[fpc-pascal] String theory

Tue May 10 12:43:48 CEST 2016

While my first thought over the "String Type" or "End of World" threads 
was this is another "how many angels to the pinhead" type discussion. 
However, having worked through it, I believe that there is an issue here 
and Pascal could be improved by including (for string types) the code 
page as part of the string data itself rather than having to infer it.

As a programmer, I want the freedom to choose which was the appropriate 
character encoding for my application - or even to mix encodings in the 
same application.

- I would always choose UTF-8 for database columns as that is the best 
compromise between international support and compact encoding (and hope 
that my RDBMS was not so dumb as to allocate four times the max 
character width for every UTF-8 string).

- If I was doing a lot of intensive CPU string processing of strings 
with international support then UTF-16 is what I would want to use for 
internal representation - as long as the cost of UTF-8 to UTF-16 
transliteration was justified when reading/writing to disk.

- On the other hand, if I am working on an in house application that I 
know is always going to be working in English (or Western Europe) then 
use of a National Character set (or more likely ISO 10589-1) seems the 
obvious choice.

Pascal does seem to support what I want. It has the unicodestring type 
for UTF-16 and the string type (with code page) for UTF-8 and national 
character sets. However, the problem is that Pascal (or FPC) permits an 
ambiguity between the use of UTF-8 and national character sets.

If you program is in English and your data is in English then UTF-8 and 
Ansistrings (or even different 8-bit code pages) look the same and is 
very easy to get sloppy, use the basic string type all over the place,  
and to get very confused as to what your string code page really is. The 
whole thing then just falls apart when you try and internationalise it.

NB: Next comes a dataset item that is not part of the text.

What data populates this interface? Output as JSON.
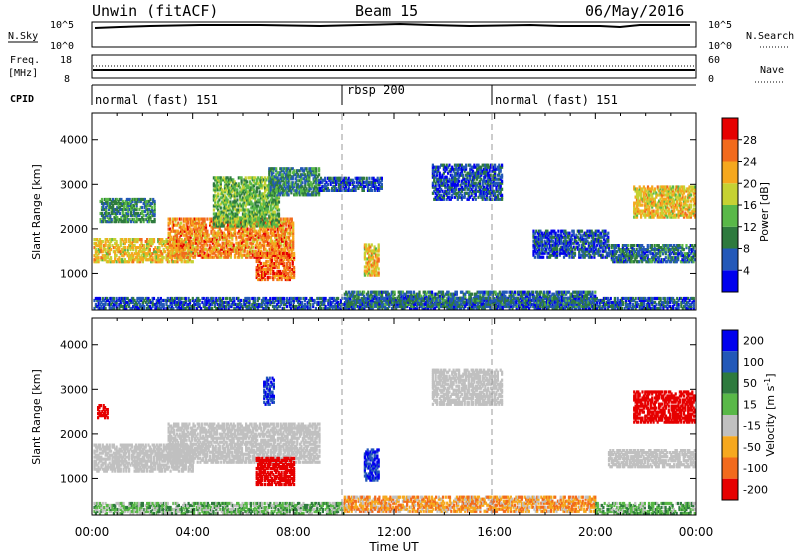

I would argue that this problem would be avoided if the code page was 
part of the string data (just as the byte count is already) and that 
strings defined without an explicit code page could have a string with 
any code page assigned to them, while strings with an explicit code code 
as part of their type could only be assigned a string of that code page 
(perhaps with automatic transliteration on assignment from another code 
page). Also, byte length and character length could then be returned by 
standard routines.

This is in contrast to the current situation where strings without an 
explicit code page setting are simply assumed to use the 
DefaultSystemCodePage with limited run time checking (often none).

Indeed, if the code page was part of the string data, then the "string" 
type should be able to unify both wide string and ansistrings.